History shows the FCC needs to expect the unexpected, McDowell said. “In 2007 we actually had industry asking us to delay the 700 MHz auction because some key players were still digesting AWS-1” spectrum, he said. “You just don’t know what contingencies would pop up. It would be that there aren’t enough broadcasters that are genuinely interested based on the direction they think the FCC is going in, in which maybe the FCC would have to go back [to the] drawing board in order to entice more broadcasters to participate. Or there could be other unforeseen economic development or business development in general that delays it, or a political development.”

McDowell has similar concerns about media ownership. “I'm not satisfied with where media ownership has been moving,” he said. “This has been a very slow moving boat. In fact it may be stalled. We owe it to Congress, who directed us to review our rules and come out with an order every four years under Section 202(h), to get on with this. We also owe it to the 3rd [U.S.] Circuit [Court of Appeals] to get on it. We probably should have done … studies years ago. But they're still not really under way.” Revising media ownership rules offers many potential benefits, McDowell said. “There’s a lot more that can be done,” he said. “There’s a lot more that can be done to take regulation off the backs of traditional media companies in the face of unprecedented competition from new media. There’s more that can be done, I think, in that context to try to find ways to promote diversity."

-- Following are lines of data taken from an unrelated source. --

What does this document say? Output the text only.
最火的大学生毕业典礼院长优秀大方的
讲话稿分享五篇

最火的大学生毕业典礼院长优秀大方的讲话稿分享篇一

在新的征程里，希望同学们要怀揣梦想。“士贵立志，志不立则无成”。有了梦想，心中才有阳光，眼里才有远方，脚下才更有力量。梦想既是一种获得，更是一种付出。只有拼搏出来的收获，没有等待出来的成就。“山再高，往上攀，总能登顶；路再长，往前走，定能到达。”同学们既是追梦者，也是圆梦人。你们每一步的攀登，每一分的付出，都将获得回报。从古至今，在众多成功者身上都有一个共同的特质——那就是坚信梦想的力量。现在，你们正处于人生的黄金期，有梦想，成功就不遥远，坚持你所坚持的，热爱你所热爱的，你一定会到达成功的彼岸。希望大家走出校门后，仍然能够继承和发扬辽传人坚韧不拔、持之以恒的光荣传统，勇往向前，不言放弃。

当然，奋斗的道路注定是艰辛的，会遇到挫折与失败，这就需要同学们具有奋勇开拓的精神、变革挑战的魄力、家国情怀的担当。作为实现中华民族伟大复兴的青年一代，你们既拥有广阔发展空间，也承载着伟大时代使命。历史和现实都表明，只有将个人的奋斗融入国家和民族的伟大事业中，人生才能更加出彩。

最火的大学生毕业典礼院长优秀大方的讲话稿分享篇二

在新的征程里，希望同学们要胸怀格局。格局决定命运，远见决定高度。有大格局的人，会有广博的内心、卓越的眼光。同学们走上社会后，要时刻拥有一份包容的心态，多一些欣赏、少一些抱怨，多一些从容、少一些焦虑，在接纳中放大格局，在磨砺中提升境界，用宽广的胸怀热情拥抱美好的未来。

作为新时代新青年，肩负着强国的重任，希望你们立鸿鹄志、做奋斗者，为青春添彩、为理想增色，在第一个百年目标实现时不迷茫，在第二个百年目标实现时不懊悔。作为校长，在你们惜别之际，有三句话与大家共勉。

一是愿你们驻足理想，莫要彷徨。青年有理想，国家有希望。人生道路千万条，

McDowell leaves generally pleased with the FCC’s work on reshaping the USF, though he wishes the FCC had also been able to wrap up more that distribution reform. “On the one hand, I really am proud of, despite the commission having a 3-1 partisan divide, in October of 2011 we were able to agree on the first federal entitlement reform in a generation,” he said. “At the same time, I think we missed an opportunity to address contribution reform, which, as I said all along, should have been done at the same time as distribution reform.”

Contribution reform is inherently more “dicey” politically because “if you're broadening the base of contributors it means someone who is not paying now will be paying later,” McDowell said. “But something needed to be done to keep the income for the fund sustainable. At the same time, our reforms did put in a lot of spending controls and that, I think, has helped stabilize the contribution factor. So that has kicked the contribution reform can down the road. There isn’t as much as urgent need because we don’t see the trend of it spiking continuing, in fact, it has declined a little bit in recent months. That will probably continue for about two more years as we strip Lifeline duplicates from the rolls and things such as that."

In 2017, the USF High Cost Fund is due for review and there is no budget on Lifeline, McDowell said. “We have a lot of pressure groups out there, advocacy groups, that are calling for even more people to be added to the Lifeline rolls, so that has the potential to be a spending nightmare, a fiscal train wreck, and there’s more work that needs to be done.” But he also said the commission and staff deserve credit for the changes made so far. “Chairman Genachowski took a big risk,” he said. “It was, I think, as fiscally prudent as possible given the partisan divide."

McDowell said he felt it was time to move on, but still does so with some regret. “I think I'm going to look back at this job when I'm an old man and say this was the best job that I've ever had,” he said.

"This is a great job because I love the issues,” McDowell said. “The structure of how the job of being a commissioner is set up gives you an incredible amount of independence. You have the independence of being a federal judge in a lot of ways, but you're also a policymaker. While the president appoints us, he can’t fire us. Congress oversees us and their insight is very valuable, but at the end of the day it’s five people, or sometimes fewer, who make crucial decisions regarding about one-sixth of our economy. You can get a lot done more quickly than in Congress, all within the bounds of the statute of course, but we can move more quickly than Congress on complex issues. And if you follow the facts and the law and can find consensus in policy outcomes, really a lot can be accomplished that fundamentally affects the daily lives of not just Americans but people around the globe.”